The fact that President Kiro Gligorov of Macedonia took it all in his sprightly stride illustrates the extraordinary resilience of a man who, less than nine months ago, was the target of an assassination attempt that left him with severe head injuries and caused many people to agonise over his country's future. Speaking to the Independent, Mr Gligorov said he could not be absolutely confident that the Macedonian authorities would ever discover who was behind the car bomb that exploded in Skopje on 3 October 1995 along the president's normal route to work.

But, he said: "The actual attackers were not important. The most important thing was that those who were behind it did not realise their objectives." These aims, said Mr Gligorov, were to prevent Macedonia from achieving permanent political stability, from improving its relations with neighbouring countries and from entering mainstream European institutions as an internationally recognised independent state.

The car bomb exploded at a time when Macedonia was poised for major breakthroughs in its relations with Greece and rump Yugoslavia. "But I wouldn't just mention those two points. After that, Macedonia became a member of all the important and relevant European organisations. We joined the Organisation of Security and Co-operation in Europe and the Council of Europe, and we signed Nato's Partnership for Peace."

Mr Gligorov would not elaborate on his remarks, but the strong implication was that some political forces - external or internal - were determined to sabotage his efforts to secure Macedonia's entry into the international community on the terms available in October 1995. In respect of Greece, these terms required Mr Gligorov to change Macedonia's flag and constitution so that they no longer pressed what the Greek government said was a territorial claim to the northern Greek province of Macedonia.

At the time, the most vehement opposition to this compromise was coming from militant emigre groups in Australia and North America, some of whom dream of a Greater Macedonian state with borders touching the Aegean Sea - including land that currently belongs to Greece. These groups denounced Mr Gligorov's deal with Greece as "treason to the Macedonian nation", but there has been no clear evidence to link them (or radical nationalists in domestic Macedonian politics) to the assassination attempt.

It is a measure of Mr Gligorov's personal contribution to Macedonia's stability that, upon hearing of the car bomb, politicians and commentators across the Balkans instantly expressed fears for his country's survival in its present form.

Mr Gligorov said that the real threats to Balkan stability came from two other quarters: Bosnia and the Serbian province of Kosovo, scene of a prolonged struggle between the majority Albanian population and their Serbian rulers. "Peace in Bosnia has not been cemented, while on the other hand the Kosovo problem is still open. Together, these two factors may bring about the destabilisation of the whole region," he said.
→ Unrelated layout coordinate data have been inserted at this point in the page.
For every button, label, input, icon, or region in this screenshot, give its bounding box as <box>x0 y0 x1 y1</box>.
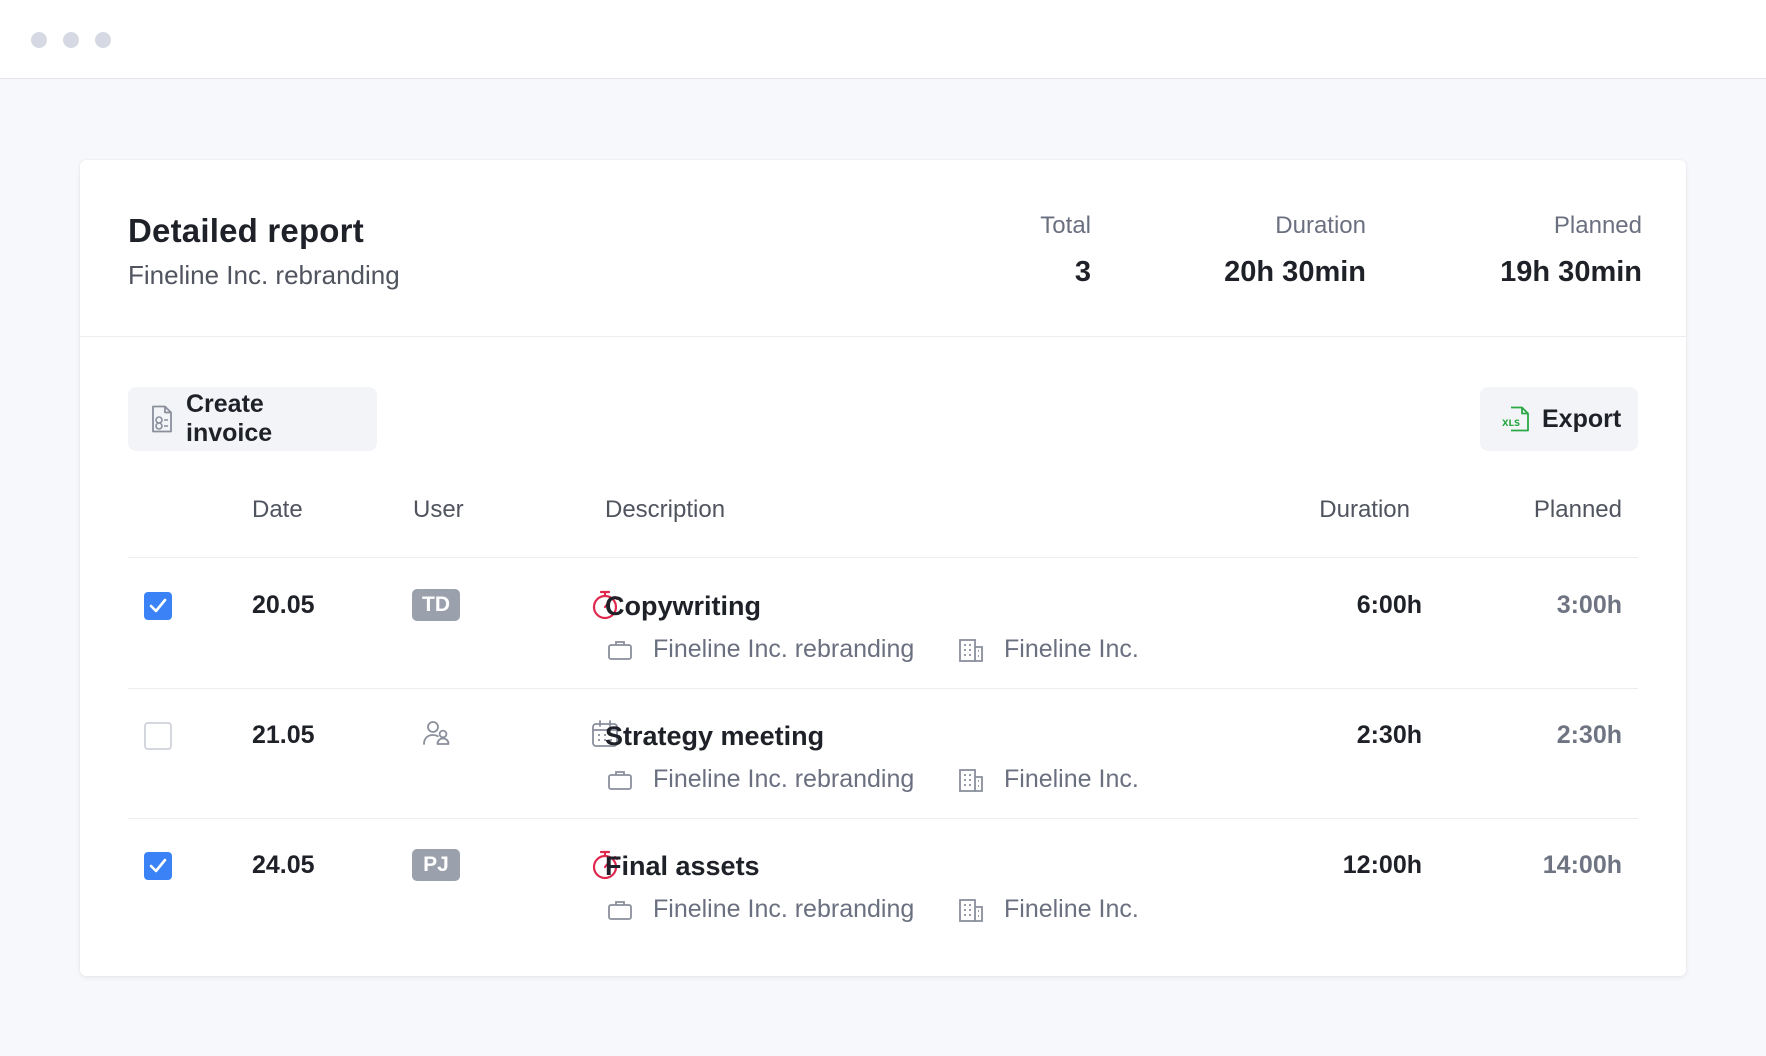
report-card: Detailed report Fineline Inc. rebranding… <box>80 160 1686 976</box>
row-project: Fineline Inc. rebranding <box>607 635 914 664</box>
report-subtitle: Fineline Inc. rebranding <box>128 260 400 290</box>
row-date: 21.05 <box>252 721 315 749</box>
row-project-name: Fineline Inc. rebranding <box>653 765 915 793</box>
row-client: Fineline Inc. <box>958 765 1139 794</box>
stat-total-label: Total <box>1040 212 1091 239</box>
row-client-name: Fineline Inc. <box>1004 765 1139 793</box>
row-project: Fineline Inc. rebranding <box>607 895 914 924</box>
svg-text:XLS: XLS <box>1502 419 1520 429</box>
window-title-bar <box>0 0 1766 79</box>
row-planned: 3:00h <box>1556 591 1622 619</box>
check-icon <box>149 858 167 873</box>
building-icon <box>959 638 983 662</box>
row-client-name: Fineline Inc. <box>1004 895 1139 923</box>
window-minimize-dot[interactable] <box>63 32 79 48</box>
stat-duration-value: 20h 30min <box>1224 256 1366 288</box>
table-row[interactable]: 21.05 Strategy meeting Fineline Inc. reb… <box>128 689 1638 819</box>
row-title[interactable]: Final assets <box>605 851 760 882</box>
building-icon <box>959 768 983 792</box>
users-icon[interactable] <box>422 719 452 747</box>
briefcase-icon <box>608 770 632 790</box>
column-header-description[interactable]: Description <box>605 496 725 524</box>
row-duration: 12:00h <box>1342 851 1422 879</box>
column-header-user[interactable]: User <box>413 496 464 524</box>
table-header: Date User Description Duration Planned <box>128 496 1638 558</box>
xls-file-icon: XLS <box>1502 406 1529 432</box>
row-project-name: Fineline Inc. rebranding <box>653 895 915 923</box>
export-label: Export <box>1542 404 1622 433</box>
row-client: Fineline Inc. <box>958 895 1139 924</box>
row-client: Fineline Inc. <box>958 635 1139 664</box>
stat-duration-label: Duration <box>1275 212 1366 239</box>
create-invoice-label: Create invoice <box>186 390 273 447</box>
stat-duration: Duration 20h 30min <box>1224 212 1366 289</box>
window-maximize-dot[interactable] <box>95 32 111 48</box>
briefcase-icon <box>608 900 632 920</box>
stat-total-value: 3 <box>1074 256 1091 288</box>
row-title[interactable]: Strategy meeting <box>605 721 824 752</box>
stat-total: Total 3 <box>1040 212 1091 289</box>
column-header-date[interactable]: Date <box>252 496 303 524</box>
row-title[interactable]: Copywriting <box>605 591 761 622</box>
report-title: Detailed report <box>128 212 364 249</box>
column-header-duration[interactable]: Duration <box>1319 496 1410 524</box>
building-icon <box>959 898 983 922</box>
row-checkbox[interactable] <box>144 722 172 750</box>
row-project: Fineline Inc. rebranding <box>607 765 914 794</box>
user-avatar[interactable]: PJ <box>412 849 460 881</box>
column-header-planned[interactable]: Planned <box>1534 496 1622 524</box>
user-avatar[interactable]: TD <box>412 589 460 621</box>
table-row[interactable]: 24.05 PJ Final assets Fineline Inc. rebr… <box>128 819 1638 949</box>
stat-planned: Planned 19h 30min <box>1500 212 1642 289</box>
row-date: 24.05 <box>252 851 315 879</box>
row-client-name: Fineline Inc. <box>1004 635 1139 663</box>
row-checkbox[interactable] <box>144 852 172 880</box>
briefcase-icon <box>608 640 632 660</box>
row-project-name: Fineline Inc. rebranding <box>653 635 915 663</box>
table-row[interactable]: 20.05 TD Copywriting Fineline Inc. rebra… <box>128 559 1638 689</box>
create-invoice-button[interactable]: Create invoice <box>128 387 377 451</box>
invoice-icon <box>152 405 172 433</box>
check-icon <box>149 598 167 613</box>
export-button[interactable]: XLS Export <box>1480 387 1638 451</box>
row-planned: 14:00h <box>1542 851 1622 879</box>
row-date: 20.05 <box>252 591 315 619</box>
row-checkbox[interactable] <box>144 592 172 620</box>
row-duration: 6:00h <box>1356 591 1422 619</box>
report-header: Detailed report Fineline Inc. rebranding… <box>80 160 1686 337</box>
row-duration: 2:30h <box>1356 721 1422 749</box>
stat-planned-value: 19h 30min <box>1500 256 1642 288</box>
row-planned: 2:30h <box>1556 721 1622 749</box>
stat-planned-label: Planned <box>1553 212 1642 239</box>
window-close-dot[interactable] <box>31 32 47 48</box>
Macedonia, whose population of 2 million includes more than 400,000 ethnic Albanians, was particularly concerned about an influx of Albanians from Kosovo and Albania itself. Mr Gligorov said: "Many have found work in Macedonia and are seeking citizenship, and among them are people with radical ideas," referring to calls for a Greater Albania incorporating Albania, Kosovo and western Macedonia. Commenting on recent agitation for an Albanian-language university in Macedonia, he noted that primary and secondary education was already available in Albanian and promised to establish two Albanian- language teacher training colleges in the future.